Frère humain

Nous ouvrons le beau livre de Sylvie Fabre G., paru aux éditions L'Amourier, après avoir entendu le titre : Frère humain. Nous voici prêts. Le sceau du titre nous engage sur la voie de la fraternité d'avec notre prochain. Un livre fouillant la fraternité humaine en tant que poétique, cela donne à rêver ce que nous allons peut-être y trouver. Et les premiers poèmes nous mettent sur le chemin d'une parole aride, contenue, serrée, où la dureté le dispute à la lucidité douloureuse, celle capable d'user de ses charmes pour transfigurer un état des lieux en supplément d'espace.

 

Elle cherche le mort
le trouve sur la page, prodigieux
tant de blond allié à tant d'air

 

Ce qui anime les lèvres est la mort qui "si férocement bouge". Une poétique humaine va donc ici se fonder, appuyée sur la mort, et les images déployées vont augmenter d'une beauté glacée, et donc au contact brûlant, la peau de l'âme en appel de fraternité. L'omniprésence de la neige, dont Pierre Dhainaut dans sa remarquable préface nous indique qu'elle efface les traces, les repères, et glace le quotidien, renforce la présence de l'absence dans son paradoxale surgissement. La neige. La parole, assimilée d'entrée à des "rais de poussières", image en suspension dans l'air et projetant dans le regard l'éclat impalpable que la grâce de la lumière nous rend silencieusement tangible.
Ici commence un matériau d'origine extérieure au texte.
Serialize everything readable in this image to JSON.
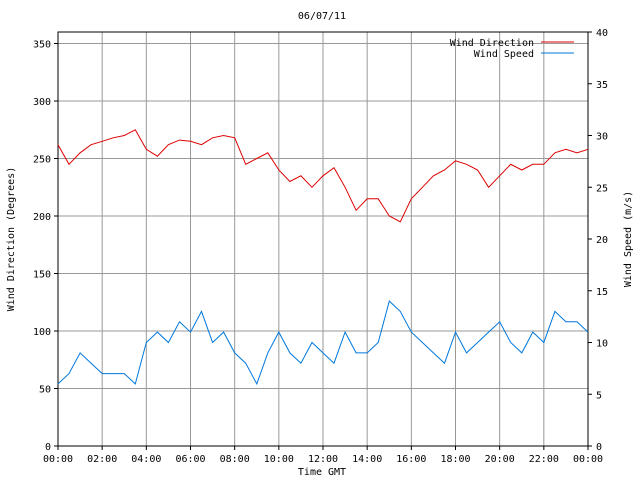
{
  "chart_data": {
    "type": "line",
    "title": "06/07/11",
    "xlabel": "Time GMT",
    "ylabel_left": "Wind Direction (Degrees)",
    "ylabel_right": "Wind Speed (m/s)",
    "x_ticks": [
      "00:00",
      "02:00",
      "04:00",
      "06:00",
      "08:00",
      "10:00",
      "12:00",
      "14:00",
      "16:00",
      "18:00",
      "20:00",
      "22:00",
      "00:00"
    ],
    "x_range_hours": [
      0,
      24
    ],
    "ylim_left": [
      0,
      360
    ],
    "y_ticks_left": [
      0,
      50,
      100,
      150,
      200,
      250,
      300,
      350
    ],
    "ylim_right": [
      0,
      40
    ],
    "y_ticks_right": [
      0,
      5,
      10,
      15,
      20,
      25,
      30,
      35,
      40
    ],
    "grid": true,
    "legend_position": "top-right",
    "series": [
      {
        "name": "Wind Direction",
        "axis": "left",
        "color": "#dd0000",
        "x_hours": [
          0,
          0.5,
          1,
          1.5,
          2,
          2.5,
          3,
          3.5,
          4,
          4.5,
          5,
          5.5,
          6,
          6.5,
          7,
          7.5,
          8,
          8.5,
          9,
          9.5,
          10,
          10.5,
          11,
          11.5,
          12,
          12.5,
          13,
          13.5,
          14,
          14.5,
          15,
          15.5,
          16,
          16.5,
          17,
          17.5,
          18,
          18.5,
          19,
          19.5,
          20,
          20.5,
          21,
          21.5,
          22,
          22.5,
          23,
          23.5,
          24
        ],
        "values": [
          262,
          245,
          255,
          262,
          265,
          268,
          270,
          275,
          258,
          252,
          262,
          266,
          265,
          262,
          268,
          270,
          268,
          245,
          250,
          255,
          240,
          230,
          235,
          225,
          235,
          242,
          225,
          205,
          215,
          215,
          200,
          195,
          215,
          225,
          235,
          240,
          248,
          245,
          240,
          225,
          235,
          245,
          240,
          245,
          245,
          255,
          258,
          255,
          258
        ]
      },
      {
        "name": "Wind Speed",
        "axis": "right",
        "color": "#0077dd",
        "x_hours": [
          0,
          0.5,
          1,
          1.5,
          2,
          2.5,
          3,
          3.5,
          4,
          4.5,
          5,
          5.5,
          6,
          6.5,
          7,
          7.5,
          8,
          8.5,
          9,
          9.5,
          10,
          10.5,
          11,
          11.5,
          12,
          12.5,
          13,
          13.5,
          14,
          14.5,
          15,
          15.5,
          16,
          16.5,
          17,
          17.5,
          18,
          18.5,
          19,
          19.5,
          20,
          20.5,
          21,
          21.5,
          22,
          22.5,
          23,
          23.5,
          24
        ],
        "values": [
          6,
          7,
          9,
          8,
          7,
          7,
          7,
          6,
          10,
          11,
          10,
          12,
          11,
          13,
          10,
          11,
          9,
          8,
          6,
          9,
          11,
          9,
          8,
          10,
          9,
          8,
          11,
          9,
          9,
          10,
          14,
          13,
          11,
          10,
          9,
          8,
          11,
          9,
          10,
          11,
          12,
          10,
          9,
          11,
          10,
          13,
          12,
          12,
          11
        ]
      }
    ]
  }
}
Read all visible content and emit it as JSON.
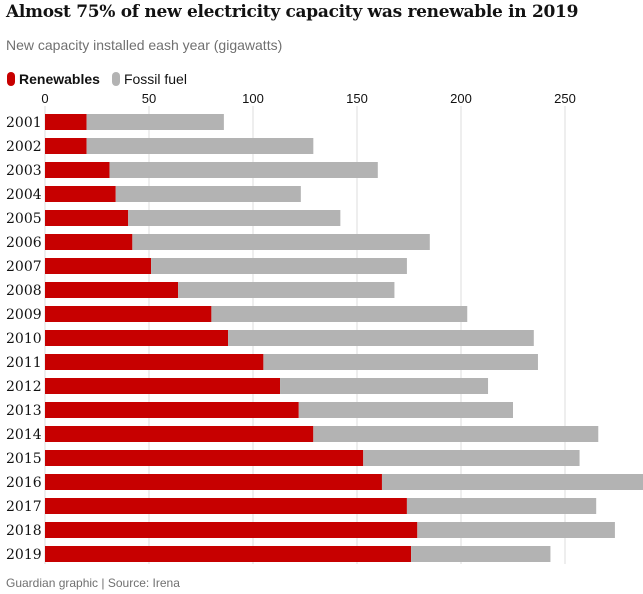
{
  "title": "Almost 75% of new electricity capacity was renewable in 2019",
  "subtitle": "New capacity installed eash year (gigawatts)",
  "legend": {
    "renewables": "Renewables",
    "fossil": "Fossil fuel"
  },
  "source": "Guardian graphic | Source: Irena",
  "colors": {
    "renewables": "#c70000",
    "fossil": "#b3b3b3",
    "gridline": "#dcdcdc"
  },
  "chart_data": {
    "type": "bar",
    "orientation": "horizontal",
    "stacked": true,
    "title": "Almost 75% of new electricity capacity was renewable in 2019",
    "subtitle": "New capacity installed eash year (gigawatts)",
    "xlim": [
      0,
      280
    ],
    "x_ticks": [
      0,
      50,
      100,
      150,
      200,
      250
    ],
    "grid": true,
    "legend_position": "top-left",
    "categories": [
      "2001",
      "2002",
      "2003",
      "2004",
      "2005",
      "2006",
      "2007",
      "2008",
      "2009",
      "2010",
      "2011",
      "2012",
      "2013",
      "2014",
      "2015",
      "2016",
      "2017",
      "2018",
      "2019"
    ],
    "series": [
      {
        "name": "Renewables",
        "values": [
          20,
          20,
          31,
          34,
          40,
          42,
          51,
          64,
          80,
          88,
          105,
          113,
          122,
          129,
          153,
          162,
          174,
          179,
          176
        ]
      },
      {
        "name": "Fossil fuel",
        "values": [
          66,
          109,
          129,
          89,
          102,
          143,
          123,
          104,
          123,
          147,
          132,
          100,
          103,
          137,
          104,
          128,
          91,
          95,
          67
        ]
      }
    ]
  }
}
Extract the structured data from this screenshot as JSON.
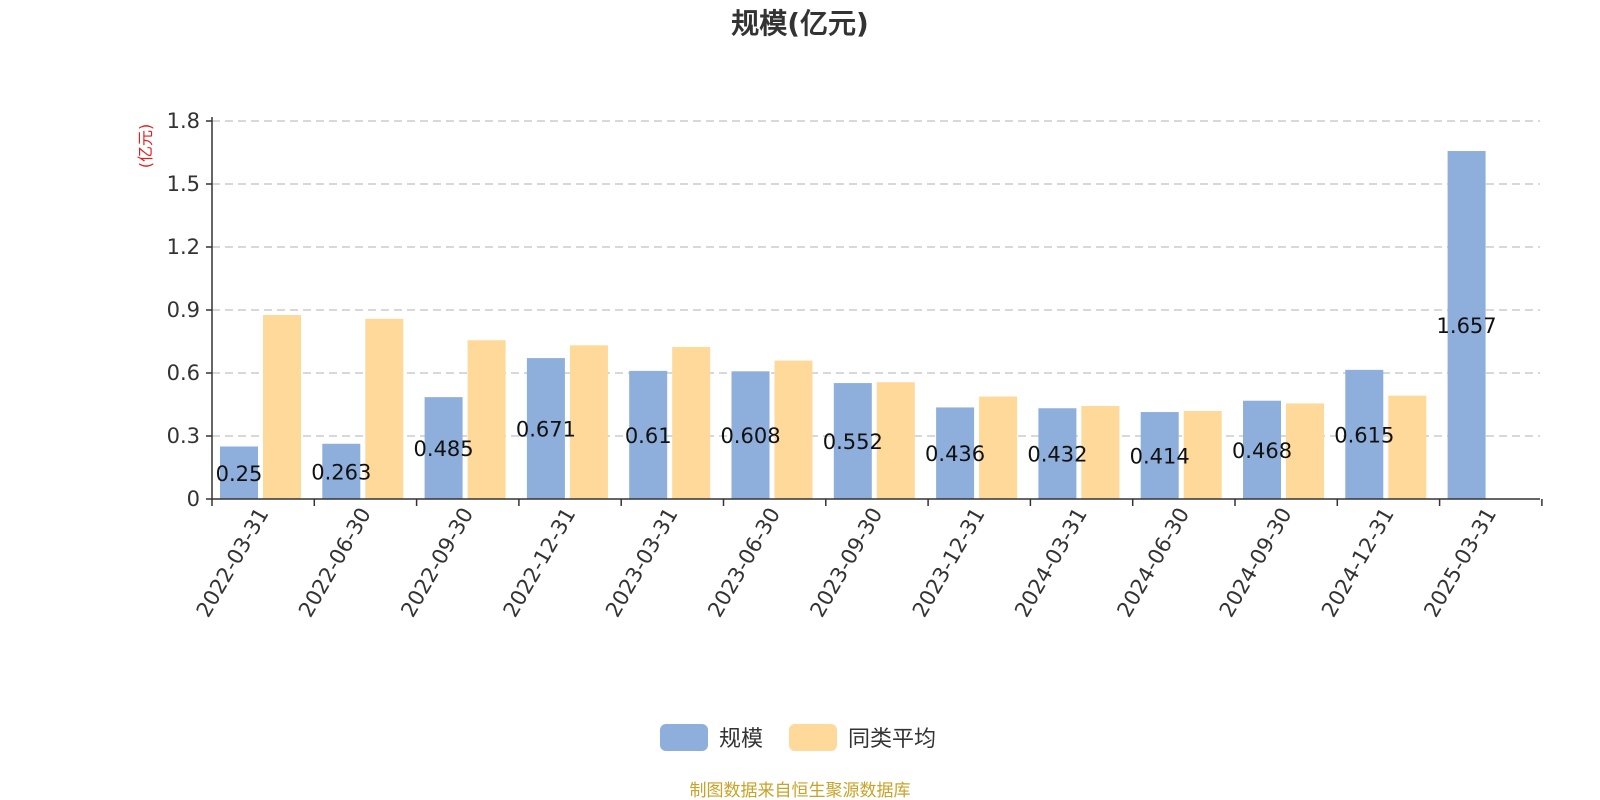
{
  "chart_data": {
    "type": "bar",
    "title": "规模(亿元)",
    "ylabel": "(亿元)",
    "ylim": [
      0,
      1.8
    ],
    "yticks": [
      0,
      0.3,
      0.6,
      0.9,
      1.2,
      1.5,
      1.8
    ],
    "ytick_labels": [
      "0",
      "0.3",
      "0.6",
      "0.9",
      "1.2",
      "1.5",
      "1.8"
    ],
    "grid": true,
    "legend_position": "bottom-center",
    "categories": [
      "2022-03-31",
      "2022-06-30",
      "2022-09-30",
      "2022-12-31",
      "2023-03-31",
      "2023-06-30",
      "2023-09-30",
      "2023-12-31",
      "2024-03-31",
      "2024-06-30",
      "2024-09-30",
      "2024-12-31",
      "2025-03-31"
    ],
    "series": [
      {
        "name": "规模",
        "color": "#8eaedb",
        "values": [
          0.25,
          0.263,
          0.485,
          0.671,
          0.61,
          0.608,
          0.552,
          0.436,
          0.432,
          0.414,
          0.468,
          0.615,
          1.657
        ],
        "data_labels": [
          "0.25",
          "0.263",
          "0.485",
          "0.671",
          "0.61",
          "0.608",
          "0.552",
          "0.436",
          "0.432",
          "0.414",
          "0.468",
          "0.615",
          "1.657"
        ]
      },
      {
        "name": "同类平均",
        "color": "#fed99a",
        "values": [
          0.876,
          0.858,
          0.756,
          0.732,
          0.724,
          0.659,
          0.556,
          0.488,
          0.443,
          0.419,
          0.455,
          0.492,
          null
        ]
      }
    ]
  },
  "colors": {
    "title": "#333333",
    "unit_label": "#e02020",
    "axis": "#333333",
    "grid": "#cccccc",
    "source": "#c9a227"
  },
  "source": "制图数据来自恒生聚源数据库"
}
Une fraternité rendue par le relief d'éléments fragiles. L'écriture confirme cet équilibre précaire de l'humain en sa fraternité, par la multiplication des rejets suggérant des fractures, comme une parole branlante sur le fil de la vie. Mais ce procédé renforce dans le même mouvement le fil du souffle qui rejette au vers suivant la continuation de la respiration haletante, au souffle court. Attitude titubante masquant la sureté de son trajet mortel.

 

si vite, si vite
la neige aussi manque
de temps mais pas d'éternité
pour battre le rappel

 

Chant ténu fait d'images et de construction dynamique, mais brodé d'images - pardon - étincelantes.

 

Dans l'en-bas de la tombe
l'abeille de sa voix encore
bourdonne au suc de l'inachevé
poème qui fuit maintenant
l'altitude d'une parole

 

Cet étincellement discret, comme incrusté par défaut dans la fibre des vers, n'atténue pas la fausse joie du poème. Tout appel à l'éclat est contrebalancé par l'ampleur démesurée de son ombre :

 

A l'orée du bois, aujourd'hui l'habitation
du bouquet - sur le vert la cendre
roses filantes de la finitude
le présage et le germe
le terme et le chant d'avenir
l'attire dans son effusion de rouge
ce qui n'est plus au cœur de ce qui est
demeure en un lent évanouissement.

 

Mort. Cercueil. Effondrement. Echouage. Incinération. Cendres. Squelettiques. Deuil. Effacé. Taris. Meurtri. Le champ lexical de la disparition prolifère comme un cancer de mots lorsqu'on s'enfonce plus profond dans le livre. Le poème est un pis-aller à la mort qui emporte même le poème. La neige réapparaît en partie finale de cette procession funèbre. Chaque mot aligné, vêtu de l'habit du deuil, forme une danse macabre ouverte sur le des-espoir, c'est à dire l'absence d'espérance emportant la parole dans sa disparition.

"La mort n'a pas le dernier mot", nous rassure Pierre Dhainaut au sortir de sa préface, avant de poursuivre : "avec l'amour, avec l'amour quand il affronte la mort, il n'y a pas de dernier mot".

Il y a l'absence, nous suggère Sylvie Fabre G. L'absence privant le Frère humain du dernier mot.